Arthroleptis vercammeni
- Conservation status: Data Deficient (IUCN 3.1)

Scientific classification
- Kingdom: Animalia
- Phylum: Chordata
- Class: Amphibia
- Order: Anura
- Family: Arthroleptidae
- Genus: Arthroleptis
- Species: A. vercammeni
- Binomial name: Arthroleptis vercammeni (Laurent, 1954)
- Synonyms: Schoutedenella vercammeni Laurent, 1954

= Arthroleptis vercammeni =

- Authority: (Laurent, 1954)
- Conservation status: DD
- Synonyms: Schoutedenella vercammeni Laurent, 1954

Species of frog

Arthroleptis vercammeni, also known as the Mwana screeching frog or Vercammen's squeaker, is a species of frog in the family Arthroleptidae. It is endemic to eastern Democratic Republic of the Congo and is only known from its type locality at Mwana in Mwenga Territory, South Kivu province. The specific name vercammeni honours Paul-Henry Vercammen-Grandjean, entomologist and virologist from France/Belgium.

==Description==
Males grow to a snout–vent length of 15 mm and females to 17 mm. The dorsum is brown with a distinctive pattern while the underside is orange. The flanks are mottled grey. Males have black throat and orange-red thighs; females have grey throat. The finger and the toe tips are expanded. The male advertisement call is unknown.

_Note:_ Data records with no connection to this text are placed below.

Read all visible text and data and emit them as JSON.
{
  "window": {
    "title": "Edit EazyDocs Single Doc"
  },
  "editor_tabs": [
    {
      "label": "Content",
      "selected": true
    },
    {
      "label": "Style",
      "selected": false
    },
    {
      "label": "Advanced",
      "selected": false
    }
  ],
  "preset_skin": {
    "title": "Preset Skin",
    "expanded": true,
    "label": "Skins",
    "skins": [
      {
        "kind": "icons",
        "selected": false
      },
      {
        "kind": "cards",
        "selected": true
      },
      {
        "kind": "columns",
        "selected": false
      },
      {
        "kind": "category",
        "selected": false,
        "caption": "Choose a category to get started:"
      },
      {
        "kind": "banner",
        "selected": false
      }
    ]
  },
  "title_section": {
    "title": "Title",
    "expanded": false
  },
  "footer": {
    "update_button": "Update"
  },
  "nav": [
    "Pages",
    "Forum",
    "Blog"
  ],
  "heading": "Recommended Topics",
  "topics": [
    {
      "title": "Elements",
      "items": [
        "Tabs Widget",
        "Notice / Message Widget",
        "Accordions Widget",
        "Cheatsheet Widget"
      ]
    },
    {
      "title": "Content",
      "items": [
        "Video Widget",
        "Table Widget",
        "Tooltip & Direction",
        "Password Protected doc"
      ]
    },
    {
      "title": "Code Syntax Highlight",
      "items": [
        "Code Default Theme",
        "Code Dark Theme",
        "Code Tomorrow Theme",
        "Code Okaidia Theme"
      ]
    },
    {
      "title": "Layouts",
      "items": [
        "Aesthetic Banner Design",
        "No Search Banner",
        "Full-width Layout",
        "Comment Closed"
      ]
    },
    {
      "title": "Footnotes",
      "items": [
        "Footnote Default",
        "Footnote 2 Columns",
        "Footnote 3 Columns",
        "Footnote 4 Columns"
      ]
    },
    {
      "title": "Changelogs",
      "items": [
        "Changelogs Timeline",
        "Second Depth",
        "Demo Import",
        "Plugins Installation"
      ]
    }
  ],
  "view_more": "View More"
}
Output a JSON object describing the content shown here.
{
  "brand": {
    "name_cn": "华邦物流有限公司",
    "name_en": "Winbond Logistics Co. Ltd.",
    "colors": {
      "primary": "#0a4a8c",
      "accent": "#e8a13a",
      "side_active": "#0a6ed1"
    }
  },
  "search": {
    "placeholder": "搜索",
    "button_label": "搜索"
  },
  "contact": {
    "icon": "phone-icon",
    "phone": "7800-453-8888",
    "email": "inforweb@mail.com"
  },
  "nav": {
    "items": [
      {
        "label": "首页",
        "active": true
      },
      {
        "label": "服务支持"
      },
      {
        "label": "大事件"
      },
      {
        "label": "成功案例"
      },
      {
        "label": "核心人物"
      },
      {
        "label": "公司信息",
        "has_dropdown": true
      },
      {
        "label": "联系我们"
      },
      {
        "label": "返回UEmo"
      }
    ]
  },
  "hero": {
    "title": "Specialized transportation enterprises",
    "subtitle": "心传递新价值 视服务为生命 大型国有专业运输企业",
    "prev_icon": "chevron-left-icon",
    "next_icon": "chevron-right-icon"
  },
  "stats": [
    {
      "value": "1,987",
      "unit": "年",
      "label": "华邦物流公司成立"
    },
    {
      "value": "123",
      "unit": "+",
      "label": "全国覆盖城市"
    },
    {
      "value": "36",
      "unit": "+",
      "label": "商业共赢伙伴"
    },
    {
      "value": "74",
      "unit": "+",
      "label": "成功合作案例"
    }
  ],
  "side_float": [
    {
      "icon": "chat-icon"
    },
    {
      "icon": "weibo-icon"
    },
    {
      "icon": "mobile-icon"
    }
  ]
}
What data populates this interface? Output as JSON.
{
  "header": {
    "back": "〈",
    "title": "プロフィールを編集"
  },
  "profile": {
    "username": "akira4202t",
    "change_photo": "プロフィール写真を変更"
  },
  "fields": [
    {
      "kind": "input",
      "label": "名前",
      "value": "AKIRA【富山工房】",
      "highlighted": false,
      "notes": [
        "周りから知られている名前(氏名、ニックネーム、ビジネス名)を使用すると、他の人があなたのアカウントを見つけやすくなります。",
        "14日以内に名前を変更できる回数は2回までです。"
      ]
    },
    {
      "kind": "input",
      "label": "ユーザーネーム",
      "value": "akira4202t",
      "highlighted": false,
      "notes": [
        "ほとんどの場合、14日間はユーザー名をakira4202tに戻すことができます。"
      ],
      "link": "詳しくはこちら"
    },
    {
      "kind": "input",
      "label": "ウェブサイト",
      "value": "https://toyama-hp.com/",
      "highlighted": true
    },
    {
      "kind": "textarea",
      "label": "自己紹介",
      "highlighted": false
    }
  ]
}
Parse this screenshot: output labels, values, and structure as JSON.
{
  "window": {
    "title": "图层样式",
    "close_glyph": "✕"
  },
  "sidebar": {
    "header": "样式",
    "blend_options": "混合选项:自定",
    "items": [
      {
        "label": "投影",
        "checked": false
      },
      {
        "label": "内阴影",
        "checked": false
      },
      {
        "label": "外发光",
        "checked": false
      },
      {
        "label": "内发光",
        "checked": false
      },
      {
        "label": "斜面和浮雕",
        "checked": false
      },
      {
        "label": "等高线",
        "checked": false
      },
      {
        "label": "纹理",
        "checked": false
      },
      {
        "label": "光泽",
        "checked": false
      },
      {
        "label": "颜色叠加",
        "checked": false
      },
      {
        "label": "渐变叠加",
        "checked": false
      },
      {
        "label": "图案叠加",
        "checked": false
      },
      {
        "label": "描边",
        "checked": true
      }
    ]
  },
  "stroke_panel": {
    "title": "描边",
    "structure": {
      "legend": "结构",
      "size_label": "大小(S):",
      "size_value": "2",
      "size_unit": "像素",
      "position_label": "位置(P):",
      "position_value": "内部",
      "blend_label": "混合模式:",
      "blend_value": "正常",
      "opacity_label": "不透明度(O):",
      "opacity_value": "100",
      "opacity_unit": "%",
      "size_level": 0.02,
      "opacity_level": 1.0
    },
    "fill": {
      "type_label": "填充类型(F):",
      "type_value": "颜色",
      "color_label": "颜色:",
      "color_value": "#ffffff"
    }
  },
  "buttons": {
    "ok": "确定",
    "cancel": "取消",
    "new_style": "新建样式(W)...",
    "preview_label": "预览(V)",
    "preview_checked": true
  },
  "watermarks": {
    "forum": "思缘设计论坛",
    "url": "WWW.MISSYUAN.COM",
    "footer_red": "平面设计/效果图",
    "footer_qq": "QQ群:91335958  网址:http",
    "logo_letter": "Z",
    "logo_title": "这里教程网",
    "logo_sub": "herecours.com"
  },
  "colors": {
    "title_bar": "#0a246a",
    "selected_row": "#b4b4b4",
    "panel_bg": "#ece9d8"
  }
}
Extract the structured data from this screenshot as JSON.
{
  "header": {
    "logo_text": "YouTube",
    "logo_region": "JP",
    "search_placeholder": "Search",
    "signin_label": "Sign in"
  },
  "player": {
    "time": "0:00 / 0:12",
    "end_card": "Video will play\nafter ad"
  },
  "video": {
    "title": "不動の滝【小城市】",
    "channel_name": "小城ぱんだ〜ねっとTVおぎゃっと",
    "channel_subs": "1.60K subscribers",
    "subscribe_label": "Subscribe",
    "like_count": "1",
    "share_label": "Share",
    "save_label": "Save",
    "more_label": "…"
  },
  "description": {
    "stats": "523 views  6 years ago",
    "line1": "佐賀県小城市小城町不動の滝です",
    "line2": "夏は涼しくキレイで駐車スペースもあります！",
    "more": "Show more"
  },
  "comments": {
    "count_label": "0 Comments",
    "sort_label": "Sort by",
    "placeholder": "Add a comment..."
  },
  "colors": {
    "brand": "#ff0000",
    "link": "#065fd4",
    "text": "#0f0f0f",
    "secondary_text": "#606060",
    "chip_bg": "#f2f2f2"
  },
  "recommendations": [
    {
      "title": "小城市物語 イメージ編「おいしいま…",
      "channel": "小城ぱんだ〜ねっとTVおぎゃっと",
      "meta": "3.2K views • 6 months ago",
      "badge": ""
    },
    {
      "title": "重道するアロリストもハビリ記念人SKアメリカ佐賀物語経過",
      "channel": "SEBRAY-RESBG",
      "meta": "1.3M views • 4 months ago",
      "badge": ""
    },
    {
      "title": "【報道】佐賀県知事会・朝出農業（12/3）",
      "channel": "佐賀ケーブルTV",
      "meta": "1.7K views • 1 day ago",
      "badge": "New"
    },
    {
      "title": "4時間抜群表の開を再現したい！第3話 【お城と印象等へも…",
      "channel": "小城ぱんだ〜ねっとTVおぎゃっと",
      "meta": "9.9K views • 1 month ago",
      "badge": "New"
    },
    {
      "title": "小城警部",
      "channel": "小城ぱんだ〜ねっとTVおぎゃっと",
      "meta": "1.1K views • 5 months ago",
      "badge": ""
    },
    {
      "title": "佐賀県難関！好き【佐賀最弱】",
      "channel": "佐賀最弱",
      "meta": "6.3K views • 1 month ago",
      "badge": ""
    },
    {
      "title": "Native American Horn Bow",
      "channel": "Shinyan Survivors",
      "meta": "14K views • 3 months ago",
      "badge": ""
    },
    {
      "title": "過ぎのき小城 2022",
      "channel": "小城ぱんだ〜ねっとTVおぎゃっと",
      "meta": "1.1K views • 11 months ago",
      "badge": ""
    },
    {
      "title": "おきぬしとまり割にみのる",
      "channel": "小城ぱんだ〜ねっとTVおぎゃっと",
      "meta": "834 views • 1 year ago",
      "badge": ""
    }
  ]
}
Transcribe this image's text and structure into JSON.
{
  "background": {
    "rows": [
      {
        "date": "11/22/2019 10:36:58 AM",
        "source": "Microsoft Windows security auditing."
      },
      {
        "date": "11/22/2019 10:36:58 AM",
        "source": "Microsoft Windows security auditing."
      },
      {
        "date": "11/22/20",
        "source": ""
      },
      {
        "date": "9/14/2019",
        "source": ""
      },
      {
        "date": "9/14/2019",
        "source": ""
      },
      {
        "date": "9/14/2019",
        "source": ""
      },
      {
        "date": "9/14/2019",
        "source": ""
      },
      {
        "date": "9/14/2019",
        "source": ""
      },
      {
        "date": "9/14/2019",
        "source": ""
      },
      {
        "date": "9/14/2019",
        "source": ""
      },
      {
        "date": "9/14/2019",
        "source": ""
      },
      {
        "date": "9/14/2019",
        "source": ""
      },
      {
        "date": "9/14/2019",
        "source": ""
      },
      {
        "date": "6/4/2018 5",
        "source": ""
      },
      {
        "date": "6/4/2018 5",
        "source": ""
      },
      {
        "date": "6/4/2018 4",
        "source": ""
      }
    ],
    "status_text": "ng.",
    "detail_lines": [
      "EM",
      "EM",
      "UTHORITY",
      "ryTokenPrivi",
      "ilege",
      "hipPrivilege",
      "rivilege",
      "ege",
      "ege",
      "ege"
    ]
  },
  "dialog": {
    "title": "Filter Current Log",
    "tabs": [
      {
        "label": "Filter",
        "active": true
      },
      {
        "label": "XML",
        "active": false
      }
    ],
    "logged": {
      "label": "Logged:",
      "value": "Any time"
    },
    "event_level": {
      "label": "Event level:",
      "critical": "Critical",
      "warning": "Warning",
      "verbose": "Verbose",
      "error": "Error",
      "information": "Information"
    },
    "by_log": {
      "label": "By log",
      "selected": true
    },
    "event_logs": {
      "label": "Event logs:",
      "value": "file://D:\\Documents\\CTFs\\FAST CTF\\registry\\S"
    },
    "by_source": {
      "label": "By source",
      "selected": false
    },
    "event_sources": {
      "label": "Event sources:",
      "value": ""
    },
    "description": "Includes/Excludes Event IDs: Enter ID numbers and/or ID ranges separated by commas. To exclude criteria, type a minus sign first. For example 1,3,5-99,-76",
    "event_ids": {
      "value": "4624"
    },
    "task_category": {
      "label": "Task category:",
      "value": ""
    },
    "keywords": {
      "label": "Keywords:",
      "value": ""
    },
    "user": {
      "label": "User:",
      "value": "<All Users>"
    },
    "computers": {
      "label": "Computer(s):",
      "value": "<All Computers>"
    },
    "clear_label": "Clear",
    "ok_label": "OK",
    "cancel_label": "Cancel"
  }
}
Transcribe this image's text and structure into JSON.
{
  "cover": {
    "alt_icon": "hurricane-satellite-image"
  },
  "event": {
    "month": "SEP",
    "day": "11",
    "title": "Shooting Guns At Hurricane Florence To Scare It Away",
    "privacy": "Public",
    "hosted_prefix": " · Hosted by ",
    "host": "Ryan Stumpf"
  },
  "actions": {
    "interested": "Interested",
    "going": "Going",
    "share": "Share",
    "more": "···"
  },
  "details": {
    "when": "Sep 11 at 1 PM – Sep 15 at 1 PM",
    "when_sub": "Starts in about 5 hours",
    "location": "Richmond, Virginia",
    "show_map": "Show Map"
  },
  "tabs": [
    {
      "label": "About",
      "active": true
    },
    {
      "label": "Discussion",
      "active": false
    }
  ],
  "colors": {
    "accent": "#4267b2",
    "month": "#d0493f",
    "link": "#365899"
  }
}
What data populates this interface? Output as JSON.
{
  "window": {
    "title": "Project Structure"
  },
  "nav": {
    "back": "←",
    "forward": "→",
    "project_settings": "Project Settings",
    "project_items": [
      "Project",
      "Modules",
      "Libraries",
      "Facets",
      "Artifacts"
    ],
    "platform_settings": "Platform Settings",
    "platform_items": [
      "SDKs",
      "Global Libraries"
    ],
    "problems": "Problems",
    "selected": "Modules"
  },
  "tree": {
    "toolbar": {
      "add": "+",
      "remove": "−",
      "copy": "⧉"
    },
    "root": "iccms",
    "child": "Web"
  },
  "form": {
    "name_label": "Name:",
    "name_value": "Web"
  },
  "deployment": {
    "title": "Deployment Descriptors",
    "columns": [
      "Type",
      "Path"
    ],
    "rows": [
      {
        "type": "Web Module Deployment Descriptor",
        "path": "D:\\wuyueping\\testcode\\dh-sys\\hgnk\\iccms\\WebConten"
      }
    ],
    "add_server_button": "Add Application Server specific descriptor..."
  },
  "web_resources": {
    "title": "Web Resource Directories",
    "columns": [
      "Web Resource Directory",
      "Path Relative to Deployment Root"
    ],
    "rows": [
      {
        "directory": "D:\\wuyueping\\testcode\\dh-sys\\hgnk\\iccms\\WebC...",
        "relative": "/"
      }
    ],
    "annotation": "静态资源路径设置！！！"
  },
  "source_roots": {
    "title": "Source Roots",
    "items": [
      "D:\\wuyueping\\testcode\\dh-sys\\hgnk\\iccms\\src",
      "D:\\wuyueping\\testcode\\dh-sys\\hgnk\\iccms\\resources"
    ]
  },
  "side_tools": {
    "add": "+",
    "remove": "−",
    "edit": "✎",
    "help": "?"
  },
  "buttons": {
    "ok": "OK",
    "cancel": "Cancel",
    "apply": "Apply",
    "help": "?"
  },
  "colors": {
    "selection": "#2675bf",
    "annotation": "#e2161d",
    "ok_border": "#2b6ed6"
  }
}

==Habitat and conservation==
Arthroleptis vercammeni occurs in leaf litter in forest. The type locality is at 1650 m above sea level. There is no recent information on ecology or abundance of this species, and the International Union for Conservation of Nature (IUCN) considers it "data deficient". It is not known to occur in any protected area.